Senior Judge Lush was satisfied that MC was unable to revoke the LPA herself. The Judge also concluded that by taking significant sums of monies (£451,513), SR had behaved in a way which contravened her authority and was not in MC’s best interests. As regards NC’s behaviour, the Judge accepted his explanations that he allowed SR to take charge, which he also admitted was an error of judgment. However, the Judge noted that when NC suspected SR’s motives, he tried to safeguard MC’s property by entering a restriction at the Land Registry. The Judge did not see any evidence that NC had or proposed to behave in a way which would contravene his authority or would not be in MC’s best interests.
The Public Guardian argued that the relationship between NC and SR could affect the proper administration of MC’s estate should NC remain as sole attorney. However, the Judge was not convinced that their relationship was that fraught. The factor of most importance in this case, according to Senior Judge Lush, was respecting MC’s wishes as expressed in her LPA. Since NC’s past or future behaviour was not in issue, the Judge held that it would be in MC’s best interests not to fully revoke her LPA but for NC to remain as her sole attorney.

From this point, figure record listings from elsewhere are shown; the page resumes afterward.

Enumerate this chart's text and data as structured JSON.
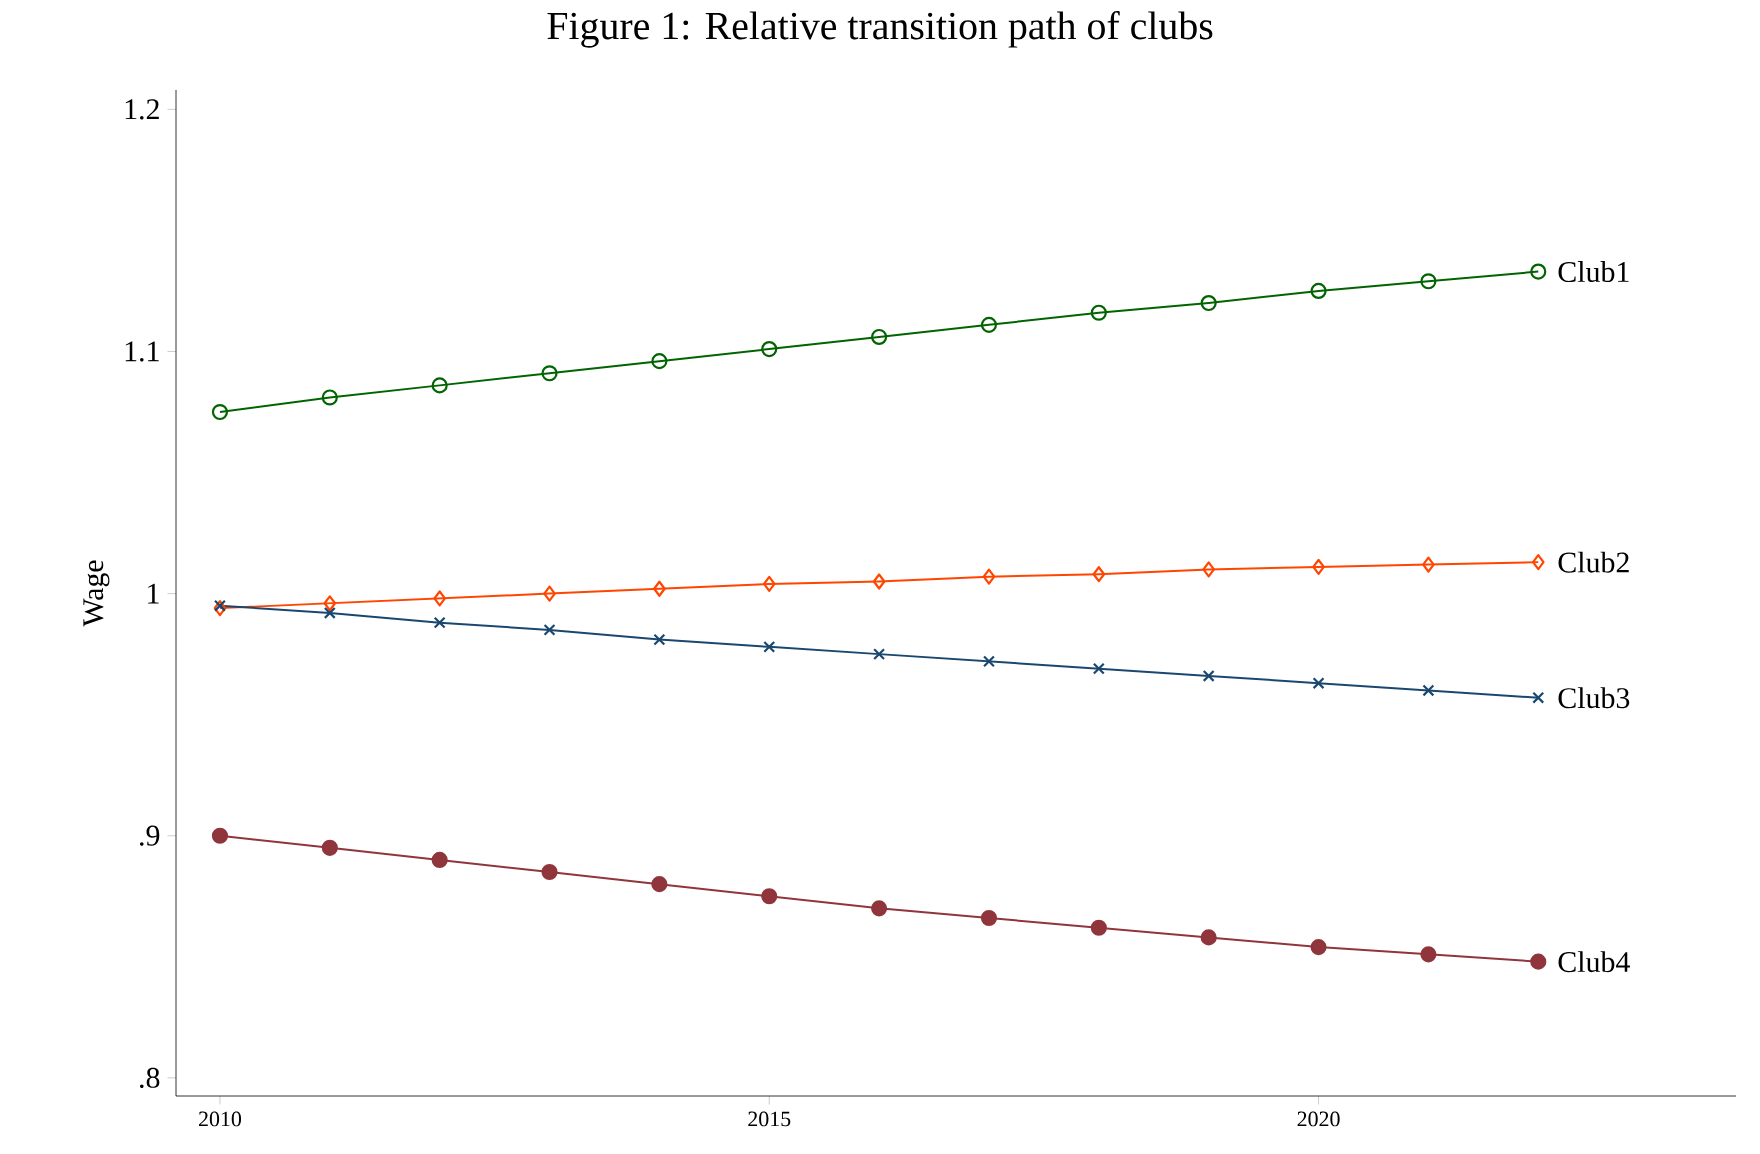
{
  "chart_data": {
    "type": "line",
    "title": "Figure 1: Relative transition path of clubs",
    "ylabel": "Wage",
    "x": [
      2010,
      2011,
      2012,
      2013,
      2014,
      2015,
      2016,
      2017,
      2018,
      2019,
      2020,
      2021,
      2022
    ],
    "series": [
      {
        "name": "Club1",
        "color": "#006400",
        "marker": "circle",
        "values": [
          1.075,
          1.081,
          1.086,
          1.091,
          1.096,
          1.101,
          1.106,
          1.111,
          1.116,
          1.12,
          1.125,
          1.129,
          1.133
        ]
      },
      {
        "name": "Club2",
        "color": "#ff4500",
        "marker": "diamond",
        "values": [
          0.994,
          0.996,
          0.998,
          1.0,
          1.002,
          1.004,
          1.005,
          1.007,
          1.008,
          1.01,
          1.011,
          1.012,
          1.013
        ]
      },
      {
        "name": "Club3",
        "color": "#1a476f",
        "marker": "cross",
        "values": [
          0.995,
          0.992,
          0.988,
          0.985,
          0.981,
          0.978,
          0.975,
          0.972,
          0.969,
          0.966,
          0.963,
          0.96,
          0.957
        ]
      },
      {
        "name": "Club4",
        "color": "#90353b",
        "marker": "filled circle",
        "values": [
          0.9,
          0.895,
          0.89,
          0.885,
          0.88,
          0.875,
          0.87,
          0.866,
          0.862,
          0.858,
          0.854,
          0.851,
          0.848
        ]
      }
    ],
    "xlim": [
      2009.6,
      2023.8
    ],
    "ylim": [
      0.7925,
      1.208
    ],
    "xticks": [
      2010,
      2015,
      2020
    ],
    "yticks": [
      {
        "value": 0.8,
        "label": ".8"
      },
      {
        "value": 0.9,
        "label": ".9"
      },
      {
        "value": 1,
        "label": "1"
      },
      {
        "value": 1.1,
        "label": "1.1"
      },
      {
        "value": 1.2,
        "label": "1.2"
      }
    ]
  }
}
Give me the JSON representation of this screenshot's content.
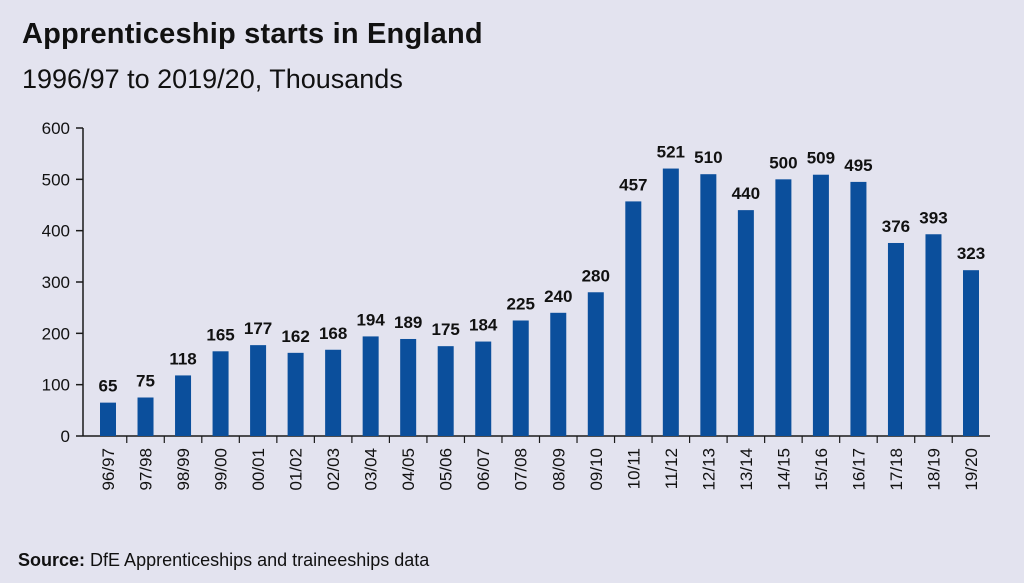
{
  "title": "Apprenticeship starts in England",
  "subtitle": "1996/97 to 2019/20, Thousands",
  "source_label": "Source:",
  "source_text": "DfE Apprenticeships and traineeships data",
  "colors": {
    "bar": "#0b4f9c",
    "axis": "#1a1a1a",
    "background": "#e3e3ef"
  },
  "chart_data": {
    "type": "bar",
    "title": "Apprenticeship starts in England",
    "subtitle": "1996/97 to 2019/20, Thousands",
    "xlabel": "",
    "ylabel": "",
    "ylim": [
      0,
      600
    ],
    "yticks": [
      0,
      100,
      200,
      300,
      400,
      500,
      600
    ],
    "grid": false,
    "categories": [
      "96/97",
      "97/98",
      "98/99",
      "99/00",
      "00/01",
      "01/02",
      "02/03",
      "03/04",
      "04/05",
      "05/06",
      "06/07",
      "07/08",
      "08/09",
      "09/10",
      "10/11",
      "11/12",
      "12/13",
      "13/14",
      "14/15",
      "15/16",
      "16/17",
      "17/18",
      "18/19",
      "19/20"
    ],
    "values": [
      65,
      75,
      118,
      165,
      177,
      162,
      168,
      194,
      189,
      175,
      184,
      225,
      240,
      280,
      457,
      521,
      510,
      440,
      500,
      509,
      495,
      376,
      393,
      323
    ],
    "data_labels": [
      "65",
      "75",
      "118",
      "165",
      "177",
      "162",
      "168",
      "194",
      "189",
      "175",
      "184",
      "225",
      "240",
      "280",
      "457",
      "521",
      "510",
      "440",
      "500",
      "509",
      "495",
      "376",
      "393",
      "323"
    ]
  }
}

Attorneys under an LPA are expected to act in the Donor’s best interests at all times and follow the Code of Practice. If they cannot be trusted to act in the Donor’s best interests, recent case law has shown that the Public Guardian and the Court of Protection will intervene and the LPA may be revoked and cancelled in some circumstances.
Attorneys should therefore seek legal advice if the actions they propose will exceed their statutory powers and will require the Court of Protection’s approval.